Havanın bu kadar soğuk ve rüzgarın bu kadar kuvvetli olduğunu asla hayal edemezdim! Asistanıma bacaklarımdan sıkıca tutmasını söyledim ve sonra yaz üniformasıyla hafifçe örtülen tüm gövdemi yeni açılan delikten geçirdim. Hedefimiz olan dağ otelinin üzerinden uçtuğumuzu gördüm; ayaklarımızın dibinde, dağın ortasına inşa edilmiş, deniz seviyesinden iki bin metreye kadar yükselen Gran Sasso'nun dik zirveleriyle çevrili büyük bir bina olan "Campo Imperatore". Büyük kahverengimsi kayalar, büyük uçurumlar, geç dönem karla kaplı tepeler ve aşağıda uzanan birkaç çayır.
O sırada bizi çok ilgilendiren binanın üzerinden uçuyorduk. İlk fotoğrafı çekme fırsatı buldum. Kamerayı ikinci çekime hazırlamak için plaka kontrol cihazını birkaç kez çevirmek zorunda kaldım, gerçekten çok zor. Bu hareket, parmaklarımın sert, çok soğuk olduğunu anlamamı sağladı. Ancak gerçeği görmezden geldim ve deklanşöre ikinci kez bastım.
Otelin hemen arkasında üçgen şeklinde düz, çimenli bir arazi parçası vardı. Kendi kendime karar verdim:
"İniş alanımızı çoktan buldum."
Hafif bir viraj oluşturan dar bir patika, çayırın kayak sporuna yeni başlayanlar için bir öğrenme parkuru olarak kullanıldığını düşünmeme neden oldu. Ve bu, Roma'daki muhbirimin bana bahsettiği arazinin aynısıydı. Doğal olarak üçüncü fotoğrafı ben çektim. Aparatın içine geri dönme zamanımın geldiğini anlaması için hemen asistanıma sert bir tekme attım.

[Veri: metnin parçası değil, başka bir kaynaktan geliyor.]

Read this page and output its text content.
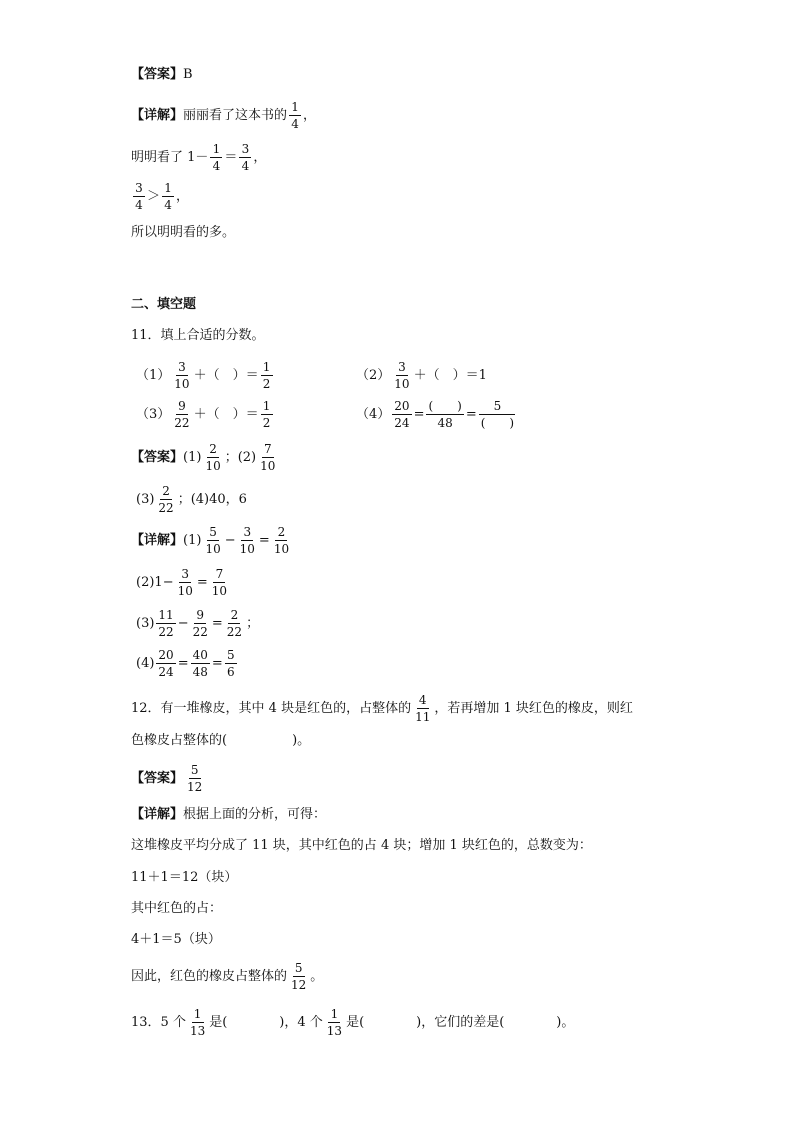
【答案】 B
【详解】 丽丽看了这本书的
1
4
，
明明看了 1－
1
4
＝
3
4
，
3
4
＞
1
4
，
所以明明看的多。
二、填空题
11．填上合适的分数。
（1）
3
10
＋（　）＝
1
2
（2）
3
10
＋（　）＝1
（3）
9
22
＋（　）＝
1
2
$(4) \frac{20}{24}$ =
(　　)
48
=
5
(　　)
【答案】 (1)
2
10
；(2)
7
10
(3)
2
22
；(4)40，6
【详解】 (1)
5
10
− $\frac{3}{10} = \frac{2}{10}$
(2) $1- \frac{3}{10} = \frac{7}{10}$
(3)
11
22
− $\frac{9}{22} = \frac{2}{22}$ ；
$(4) \frac{20}{24} = \frac{40}{48} = \frac{5}{6}$
12．有一堆橡皮，其中 4 块是红色的，占整体的
4
11
，若再增加 1 块红色的橡皮，则红
色橡皮占整体的(　　　　　)。
【答案】
5
12
【详解】 根据上面的分析，可得：
这堆橡皮平均分成了 11 块，其中红色的占 4 块；增加 1 块红色的，总数变为：
11＋1＝12（块）
其中红色的占：
4＋1＝5（块）
因此，红色的橡皮占整体的
5
12
。
13．5 个
1
13
是(　　　　)，4 个
1
13
是(　　　　)，它们的差是(　　　　)。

İlk görüntülerin alındığı kamerayı sanki bir hazineymiş gibi saklıyoruz. Birkaç dakika tekrar ısınmadım ve bu, meslektaşlarımın göğsüme, sırtıma ve kollarıma güçlü darbeler vermesi sayesinde oldu "... (Otto Skorzeny'nin 1943'te İtalyan Duce Benito Mussolini'nin kurtarılmasına ilişkin anlatımının transkripsiyonu.